A man praying on the tomb of one of the Martyr of the Sudan's revolution at the Sheikh Hamed al-Nil cemetery where every Friday afternoon the Sufi meet to perform their dances and prayers near their leaders' tombs.
«Come ogni sera di Ramadan, abbiamo preparato i piatti per l’Iftar, il pasto che interrompe il digiuno al tramonto», racconta Tawdia, guardando allo spazio dove un anno prima si trovava la cucina auto-organizzata del sit-in della rivoluzione sudanese. «E alla fine dei festeggiamenti, sono tornata a casa. Ho goduto ogni istante di quella sera. Ma non sapevo che sarebbe stata l’ultima». I suoi occhi sono sempre sorridenti, ma ricordando quell’ultimo giorno al sit-in, vicino alla Nile Street nella capitale del Sudan, Khartoum, per un momento le si riempiono di lacrime.

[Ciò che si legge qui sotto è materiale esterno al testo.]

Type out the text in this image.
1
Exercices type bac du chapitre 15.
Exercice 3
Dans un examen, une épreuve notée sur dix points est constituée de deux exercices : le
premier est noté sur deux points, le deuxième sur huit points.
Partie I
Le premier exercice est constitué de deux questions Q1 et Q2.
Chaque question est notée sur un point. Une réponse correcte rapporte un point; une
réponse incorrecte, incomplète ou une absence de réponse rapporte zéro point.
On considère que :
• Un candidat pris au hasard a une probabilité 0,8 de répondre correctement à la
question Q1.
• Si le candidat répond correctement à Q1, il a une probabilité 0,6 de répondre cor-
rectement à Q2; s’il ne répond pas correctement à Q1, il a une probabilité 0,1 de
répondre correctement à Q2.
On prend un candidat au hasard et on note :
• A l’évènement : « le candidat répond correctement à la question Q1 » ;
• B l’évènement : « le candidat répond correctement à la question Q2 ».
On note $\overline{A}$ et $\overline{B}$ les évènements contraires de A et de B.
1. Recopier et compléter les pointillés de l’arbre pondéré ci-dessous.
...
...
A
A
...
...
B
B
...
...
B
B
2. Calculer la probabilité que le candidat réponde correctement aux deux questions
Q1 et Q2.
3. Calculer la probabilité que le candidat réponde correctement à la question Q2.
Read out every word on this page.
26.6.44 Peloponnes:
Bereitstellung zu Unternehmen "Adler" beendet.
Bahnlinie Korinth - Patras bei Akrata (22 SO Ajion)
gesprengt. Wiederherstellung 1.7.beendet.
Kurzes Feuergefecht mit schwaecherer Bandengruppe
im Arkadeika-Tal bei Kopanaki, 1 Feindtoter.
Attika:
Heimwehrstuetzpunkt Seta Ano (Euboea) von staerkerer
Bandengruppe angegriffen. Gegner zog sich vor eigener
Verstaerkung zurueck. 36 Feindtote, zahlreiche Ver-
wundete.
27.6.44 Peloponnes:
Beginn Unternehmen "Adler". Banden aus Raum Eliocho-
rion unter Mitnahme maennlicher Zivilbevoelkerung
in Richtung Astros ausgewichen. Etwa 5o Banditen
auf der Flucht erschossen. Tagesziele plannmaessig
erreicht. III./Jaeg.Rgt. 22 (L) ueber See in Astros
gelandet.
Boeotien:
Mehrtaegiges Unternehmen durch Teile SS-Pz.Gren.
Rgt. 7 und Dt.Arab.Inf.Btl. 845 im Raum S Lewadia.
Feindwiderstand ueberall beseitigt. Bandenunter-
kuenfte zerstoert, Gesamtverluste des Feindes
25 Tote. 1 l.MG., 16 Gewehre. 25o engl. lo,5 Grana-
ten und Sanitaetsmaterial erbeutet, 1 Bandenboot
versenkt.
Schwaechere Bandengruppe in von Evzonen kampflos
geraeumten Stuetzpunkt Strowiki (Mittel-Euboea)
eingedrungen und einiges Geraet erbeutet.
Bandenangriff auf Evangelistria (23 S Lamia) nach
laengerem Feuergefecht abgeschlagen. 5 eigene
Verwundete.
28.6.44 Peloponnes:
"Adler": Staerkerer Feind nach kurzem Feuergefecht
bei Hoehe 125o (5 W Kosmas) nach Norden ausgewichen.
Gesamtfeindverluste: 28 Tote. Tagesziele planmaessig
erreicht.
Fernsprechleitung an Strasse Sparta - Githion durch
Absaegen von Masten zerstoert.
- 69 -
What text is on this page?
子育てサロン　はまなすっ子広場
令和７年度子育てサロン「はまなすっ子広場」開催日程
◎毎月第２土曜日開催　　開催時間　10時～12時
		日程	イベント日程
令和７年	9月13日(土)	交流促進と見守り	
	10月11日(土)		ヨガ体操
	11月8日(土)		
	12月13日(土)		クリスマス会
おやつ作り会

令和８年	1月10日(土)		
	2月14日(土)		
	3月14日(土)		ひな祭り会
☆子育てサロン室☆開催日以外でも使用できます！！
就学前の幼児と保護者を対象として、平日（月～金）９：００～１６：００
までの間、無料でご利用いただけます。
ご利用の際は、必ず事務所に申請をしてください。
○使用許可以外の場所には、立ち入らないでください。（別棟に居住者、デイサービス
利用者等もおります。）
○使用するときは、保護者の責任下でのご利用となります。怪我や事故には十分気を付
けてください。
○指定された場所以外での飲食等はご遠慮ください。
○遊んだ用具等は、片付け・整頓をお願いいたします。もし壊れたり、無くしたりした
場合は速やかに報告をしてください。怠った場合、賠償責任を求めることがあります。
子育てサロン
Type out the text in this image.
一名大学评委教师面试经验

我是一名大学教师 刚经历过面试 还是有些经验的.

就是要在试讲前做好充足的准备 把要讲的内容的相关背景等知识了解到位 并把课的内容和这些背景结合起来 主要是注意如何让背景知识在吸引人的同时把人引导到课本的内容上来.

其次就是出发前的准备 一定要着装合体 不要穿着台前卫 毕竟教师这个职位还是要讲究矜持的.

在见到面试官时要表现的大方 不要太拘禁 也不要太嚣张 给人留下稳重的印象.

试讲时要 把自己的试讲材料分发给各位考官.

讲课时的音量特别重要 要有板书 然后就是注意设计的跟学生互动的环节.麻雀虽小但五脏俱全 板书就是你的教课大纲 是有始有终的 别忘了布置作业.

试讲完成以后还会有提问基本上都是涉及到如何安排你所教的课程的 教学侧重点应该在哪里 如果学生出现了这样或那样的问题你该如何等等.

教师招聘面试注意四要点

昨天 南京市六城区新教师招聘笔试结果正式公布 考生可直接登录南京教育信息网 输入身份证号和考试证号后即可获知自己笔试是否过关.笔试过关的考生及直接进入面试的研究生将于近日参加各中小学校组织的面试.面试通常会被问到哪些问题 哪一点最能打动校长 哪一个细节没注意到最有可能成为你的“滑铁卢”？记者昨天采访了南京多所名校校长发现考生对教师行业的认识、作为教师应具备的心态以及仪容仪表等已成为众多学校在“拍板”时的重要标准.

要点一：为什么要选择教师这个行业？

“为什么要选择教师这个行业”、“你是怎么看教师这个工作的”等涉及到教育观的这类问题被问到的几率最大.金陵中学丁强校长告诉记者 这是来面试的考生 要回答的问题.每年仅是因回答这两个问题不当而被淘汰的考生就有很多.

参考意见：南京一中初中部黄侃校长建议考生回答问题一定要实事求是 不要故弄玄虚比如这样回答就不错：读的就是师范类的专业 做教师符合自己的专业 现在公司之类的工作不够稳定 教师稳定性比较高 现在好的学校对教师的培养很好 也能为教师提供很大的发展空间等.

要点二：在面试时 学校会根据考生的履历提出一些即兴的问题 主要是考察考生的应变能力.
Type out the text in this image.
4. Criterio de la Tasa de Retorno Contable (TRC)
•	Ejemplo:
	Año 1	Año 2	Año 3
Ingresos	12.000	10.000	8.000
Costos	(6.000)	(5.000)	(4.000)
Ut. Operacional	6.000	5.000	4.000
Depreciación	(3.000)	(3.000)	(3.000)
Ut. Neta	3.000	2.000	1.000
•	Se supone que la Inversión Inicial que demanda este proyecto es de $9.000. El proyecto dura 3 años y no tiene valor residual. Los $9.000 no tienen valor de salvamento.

Era la notte tra il 2 e il 3 giugno di un anno fa. Tawdia ha 25 anni ed è un medico di laboratorio: la sua pagina Facebook ha migliaia di follower grazie alle dirette che ha postato sul suo profilo durante la rivoluzione. La sua amica Fatima, nome fittizio usato per proteggerne l’identità, di anni ne ha 22 e quella sera, come tante altre compagne, studentesse partecipanti al sit-in, non era invece tornata a casa. Ed è diventata testimone e vittima di uno dei massacri più brutali della storia recente del Sudan a opera di quei militari che ancora oggi sono al potere.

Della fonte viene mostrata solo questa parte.